Vous avez raison. Que ce soit pour la radicalisation, que ce soit... ce sont des personnes plus vulnérables. Mais, pour M., Mme Tout-le-monde, on a quand même besoin d'avoir cette information, quand même, même si on n'est pas vulnérable, parce que ça fait partie de nos vies, maintenant. Et ça, ce n'est pas là, vous ne l'avez pas, tu sais. Et c'est à petites gouttes qu'on peut la distribuer.

Je suis allée aussi au ministère de la Santé, ça fait longtemps, puis ça, je voulais le donner, je voulais le donner. Et en ce moment, ce livre-là, bien, c'est une maison d'édition qui m'ont offert de l'écrire, parce qu'il y avait trop de demandes des parents. Moi, je leur ai donné l'information.

Mme Weil : Et, pour l'instant, donc, il n'y a pas d'intervenant comme vous, là, dans les écoles? Ils sont...

Mme Tétreault (Cathy) : Non...

Mme Weil : Non, mais ce que je veux dire, ça ne se fait pas, là, c'est vide?

Mme Tétreault (Cathy) : Oui. Je ne fournis pas.

Mme Weil : Essentiellement, ce que vous recommandez, c'est qu'il y ait, justement...

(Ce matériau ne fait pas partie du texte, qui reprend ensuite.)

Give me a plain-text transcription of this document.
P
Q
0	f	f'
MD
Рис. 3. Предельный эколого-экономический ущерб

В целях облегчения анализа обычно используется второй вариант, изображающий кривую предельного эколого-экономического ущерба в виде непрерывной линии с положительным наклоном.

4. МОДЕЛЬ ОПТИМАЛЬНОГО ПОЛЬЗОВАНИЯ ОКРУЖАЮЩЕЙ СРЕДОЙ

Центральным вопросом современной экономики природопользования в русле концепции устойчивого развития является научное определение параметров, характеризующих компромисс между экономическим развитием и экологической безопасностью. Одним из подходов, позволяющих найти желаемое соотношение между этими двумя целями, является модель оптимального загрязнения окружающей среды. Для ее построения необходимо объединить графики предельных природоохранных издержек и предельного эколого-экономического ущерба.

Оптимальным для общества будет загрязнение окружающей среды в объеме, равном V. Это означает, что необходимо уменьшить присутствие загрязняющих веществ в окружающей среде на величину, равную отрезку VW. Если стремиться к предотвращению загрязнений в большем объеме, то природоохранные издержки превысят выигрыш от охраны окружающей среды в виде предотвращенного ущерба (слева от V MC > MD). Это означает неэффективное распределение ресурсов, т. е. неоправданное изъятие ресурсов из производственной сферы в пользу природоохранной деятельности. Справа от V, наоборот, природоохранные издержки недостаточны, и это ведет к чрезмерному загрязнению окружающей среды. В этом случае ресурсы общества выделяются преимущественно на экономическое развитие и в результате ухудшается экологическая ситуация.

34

Mme Tétreault (Cathy) : Qu'il y ait de la formation, qu'il y ait une ligne info-parents pour tous les types de comportements à problématique sur le Web, par exemple. On intervient... Dans le fond, ils ont besoin d'avoir une base, ils ont besoin d'avoir des apprentissages, ils ont besoin d'avoir des trucs, puis, comme ça, ils vont voir un peu, évaluer. Puis, si on s'aperçoit que c'est vraiment plus spécifique, comme problématique, on les réfère. Si c'est la cyberdépendance, on les réfère au centre de réadaptation en dépendances. Si c'est la sexualité, on les réfère à des sexologues. Si c'est des victimes, on les réfère à CALACS, CAVAC.

Mais, avant ça, il y a un besoin de services et de savoirs. Et les personnes lesquelles qu'on peut engager au Centre Cyber-aide, c'est nos stagiaires en psychologie qui restent avec nous et qui sont devenues doctorantes mais spécialisées. Mais on ne les a pas tout le temps avec nous. «Doctorantes» veut dire beaucoup occupées. Et les façons qu'on a de financer, aussi, les projets, pour être sûrs d'apporter l'information aux parents, c'est par projets, par appel de projets. Donc, c'est beaucoup, beaucoup de travail pour une petite madame comme moi, vous comprenez?

Et aujourd'hui je me suis dit : Je dois avoir l'écoute parce que je ne sais pas si je vais avoir encore la santé de tenir longtemps pour m'assurer que l'information aille partout. Il faut s'assurer... Je vous le dis, je vous le jure, que cette information-là doit être donnée partout en même temps.

Mme Weil : Merci.

Mme Tétreault (Cathy) : Merci.

Le Président (M. Lafrenière) : Merci beaucoup de votre contribution à nos travaux. Merci de votre exposé.

La commission suspend ses travaux quelques instants, où elle se réunira en séance de travail. Merci beaucoup.